Is AI a bubble?
Views on AI bubble in the markets
Tushar Pradhan
12/3/20253 min read
“History Doesn't Repeat Itself, but It Often Rhymes” – Mark Twain
It's December already!
As we come to the close of the year in 2025, the markets have just given a weak cheer, having crossed an all-time high both on the Nifty50 as well as the Sensex. But the journey has not been a cheery one. At the start of the year the expectation was for a year of consolidation given elevated valuations of the past couple of years prior to January this year. The asset allocation shifted in favor of fixed income, hybrids or a combination of risk assets, given individual risk preference. As we look toward the start of another year, there are some conflicting signals we must deal with. Let’s look at some burning issues that appear urgent currently.
Burning Issue #1: Is AI a bubble?
We have seen various bubbles in the financial markets, and this appears no different. The internet boom that overtook markets in the late nineties leading to the bust in the year 2000 is a boom-bust story that appears like the current one. As Mark Twain famously remarked “History Doesn't Repeat Itself, but It Often Rhymes”. We all have seen what transpired in later years. We now use the internet so insidiously that we hardly call it the “internet” anymore. It has become a part of our lives.
Similarly, it may yet be the case with AI. While the most hype may be with a certain group of companies for the advantage they have today, they will, in time, be replaced with the emerging technologies that become a part of life as it would progress in the future. We have no sight of it today. Some companies that heralded the internet era and remained relevant for some time, are losing market share, value and relevance. However, only a few truly “internet era” companies survive today, albeit at humungous valuations. One can count them on one’s fingertips.
So, the lesson here is: There are few victors in case AI turns out to be a way of life for most humans in the future and most companies will face harsh reality to become shells of their present selves if history does indeed “rhyme” as Mark Twain opined. Can we find the winner? The survival bias theory tells us that only when we see the survivor that we will know who won. So that’s not something to attempt to do, however what we can do at the present is to ensure that we stay diversified, remain invested and become reasonable in our return expectation that spreads over a long period of time ahead of us. That is the only way to solve the burning issue #1
Burning Issue #2: If there is an AI bubble burst will there be a contagion?

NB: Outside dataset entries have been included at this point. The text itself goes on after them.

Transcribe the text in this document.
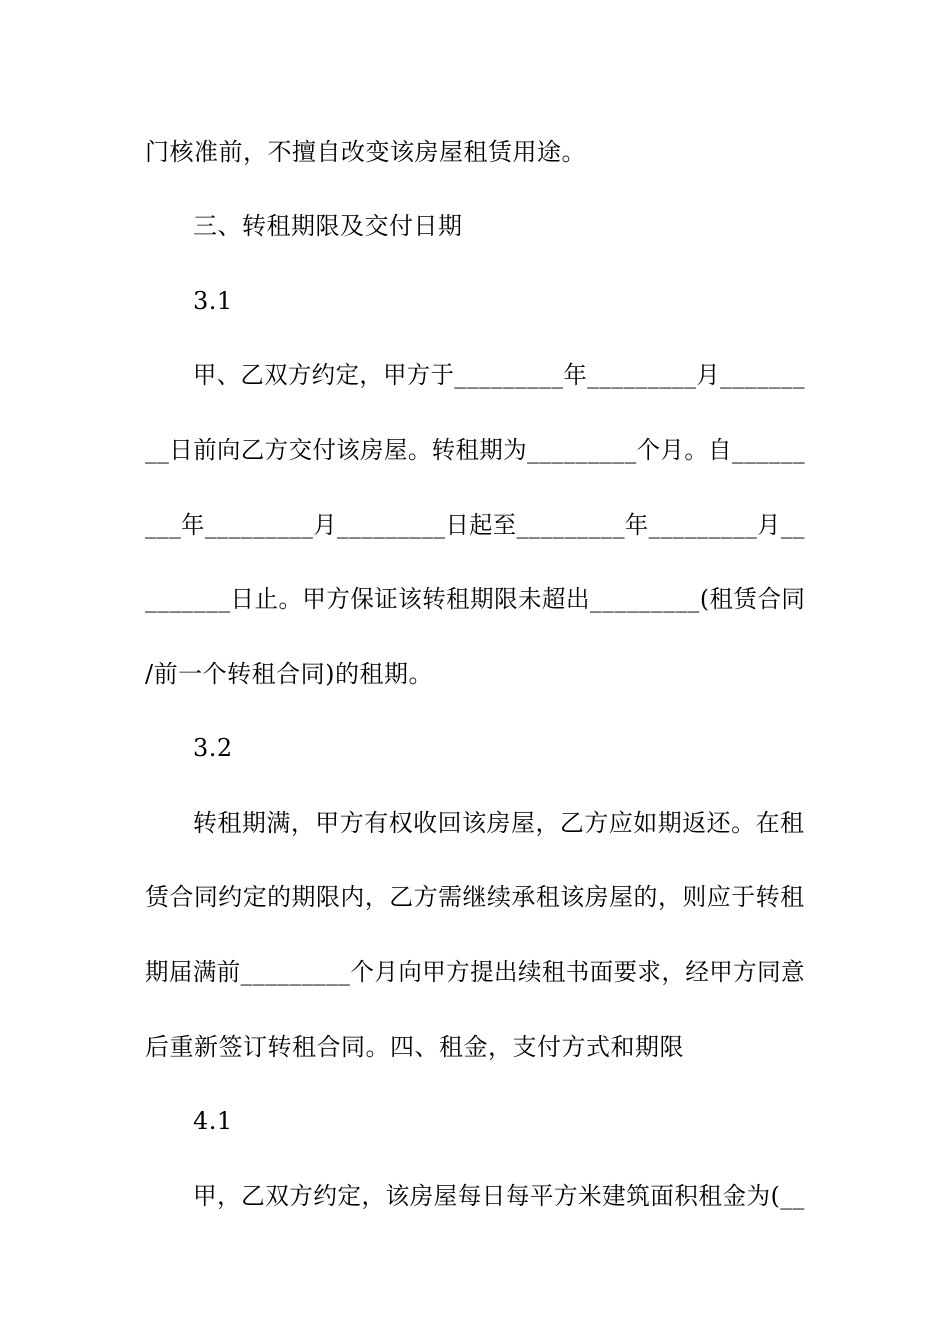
门核准前，不擅自改变该房屋租赁用途。
三、转租期限及交付日期
3.1
甲、乙双方约定，甲方于_________年_________月_______
__日前向乙方交付该房屋。转租期为_________个月。自______
___年_________月_________日起至_________年_________月__
_______日止。甲方保证该转租期限未超出_________(租赁合同
/前一个转租合同)的租期。
3.2
转租期满，甲方有权收回该房屋，乙方应如期返还。在租
赁合同约定的期限内，乙方需继续承租该房屋的，则应于转租
期届满前_________个月向甲方提出续租书面要求，经甲方同意
后重新签订转租合同。四、租金，支付方式和期限
4.1
甲，乙双方约定，该房屋每日每平方米建筑面积租金为(__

This is a somewhat difficult issue to address. While there is concentration in a few stocks, overall ownership of the same is widespread. This is leading to a “wealth” effect with smaller and individual investors. While most institutional investors will be able to brace a severe drawdown in case the same happens, smaller investors will be at huge risk. Individual investor participation in the United States, either via direct holding or via mutual funds, 401k Plans or retirement allocations is at an all-time high if data from the Federal Reserve is any indication. Source: Board of Governors of the Federal Reserve System (US) via ALFRED®
What does this mean for markets?
Risks are elevated
While a meltdown appears a very low probability event, a sharp drawdown will also not impact the broader markets too much. Due to the higher participation rate for individual households, the resultant sentiment may turn overly negative
It is likely that softness in the US markets may spread to global markets, however emerging markets are likely to remain slightly better off
India will remain under pressure due to uncertain trade policy narrative (so far) but any resolution and an announcement to that effect in the next year will be a short term positive, both from a currency as well as a stock market perspective
India remains largely removed from the AI investment boom. India is neither involved in AI infrastructure (chip design, production etc.) nor in adaption and there are largely no secondary investments even in companies that use AI to enhance productivity. As contrarian it would appear, India will not have a direct impact of any AI meltdown or drawdown. But as indicated earlier secondary impacts may be there.
Asset allocation will be key
Investors are encouraged to review asset allocations from an individual perspective and remain true to their long-term goals no matter what the chatter in the markets appears to be. Making any blanket change in anticipation of events is sheer folly and can be harmful in the long run. Happy investing!